Loess and Clark

Apologies for the awful pun in the title, but it seemed to befit an exploration of the history of loess local regression, particularly its name and codebase.

If you’re not familiar with loess, it’s basically a nonparametric algorithm that smooths the data to find the local mean of y at each x value. If you want to end up with a more traditional regression, loess can still be a useful starting point for visually finding trends in the data. Earl Glynn shows a worked example with R code that illustrates the loess fit for different values of the bandwidth.

Today was the first session of a Machine Learning study group with my colleagues. (We’re following along Andrew Ng‘s course notes for Stanford’s CS 229, also available on Coursera.) In the first chapter, Ng mentions loess regression, and two colleagues had interesting historical comments about it.

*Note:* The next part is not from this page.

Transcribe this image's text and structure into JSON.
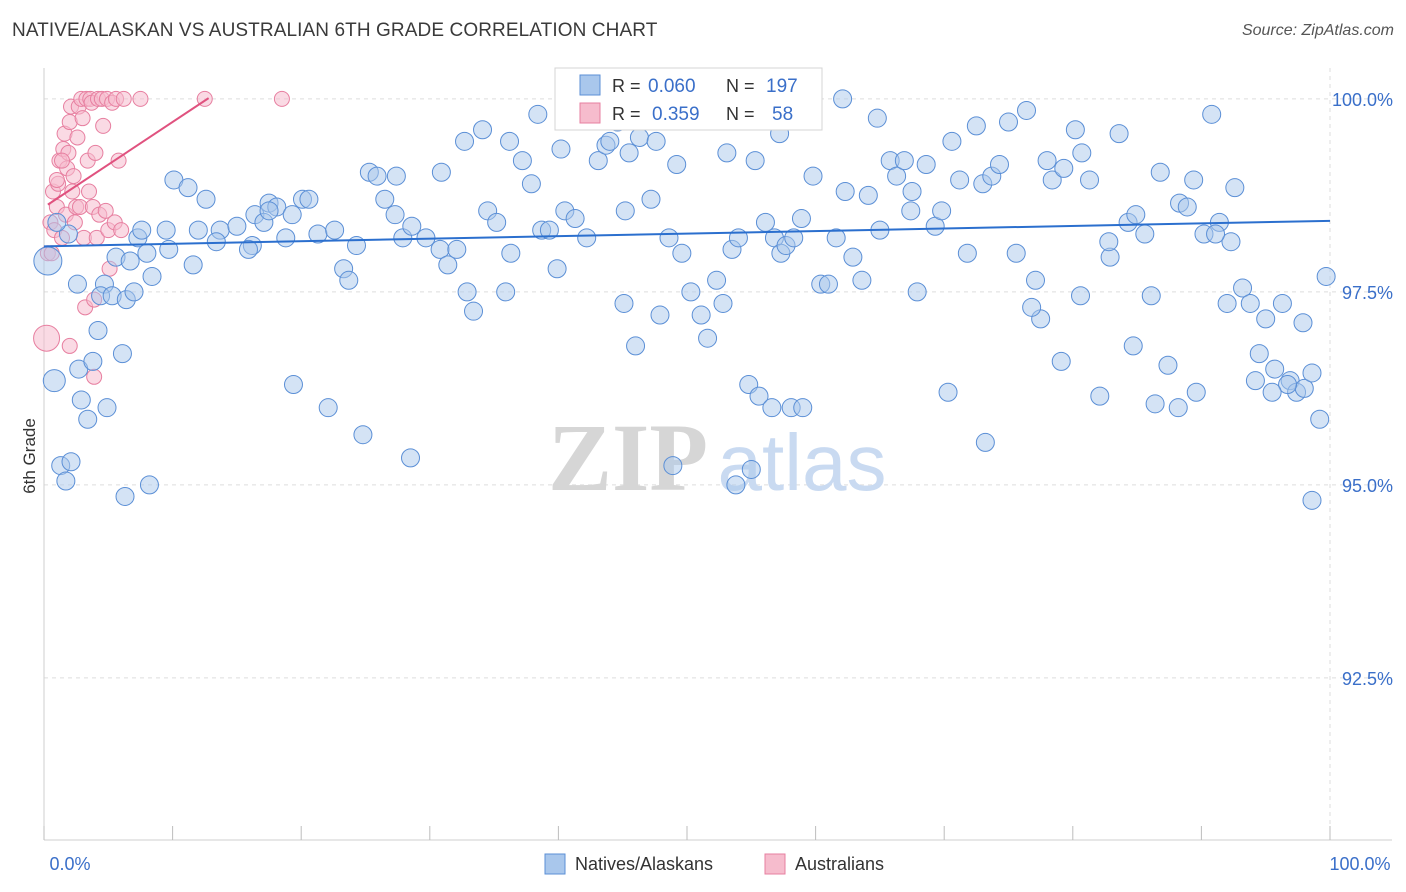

First, the name “loess,” for which I’ve heard several conflicting explanations or acronyms… My colleague Ben cited the original 1992 manual by Cleveland et al.:

The method we will use to fit local regression models is called loess, which is short for local regression, and was chosen as the name since a loess is a deposit of fine clay or silt along a river valley, and thus is a surface of sorts. The word comes from the German löss, and is pronounced löíss.

Not a bad name for a tool whose output often looks like a meandering river.

Second, Ben discovered that nearly all major implementations of loess (including in R) are direct ports of the original code base. (Ben found this while making a FORTRAN-to-C translation of the original code for his excellent open-source statistical library Apophenia.) This is quite unusual for such a commonly-used statistical method; many others are simply re-programmed from scratch in each new language. Ben supposed this was because, even though the core idea is simple, there are many possible edge-cases that need to be dealt with to keep the results clean.

At this point another colleague, Bill, explained he’s heard from Cleveland himself that the code was intentionally written to be obscure and poorly commented, so they could sell it as proprietary software if they wanted. Indeed, look at the code: many of the functions have awful uninformative names such as ehg127. Bill doubted that anyone else could really understand the code as it is without Herculean effort, but it does work… hence there haven’t been many attempts to rewrite it.

I’m constantly impressed by my colleagues’ institutional memory and broad historical knowledge. Hat tips to Ben Klemens and Bill Winkler.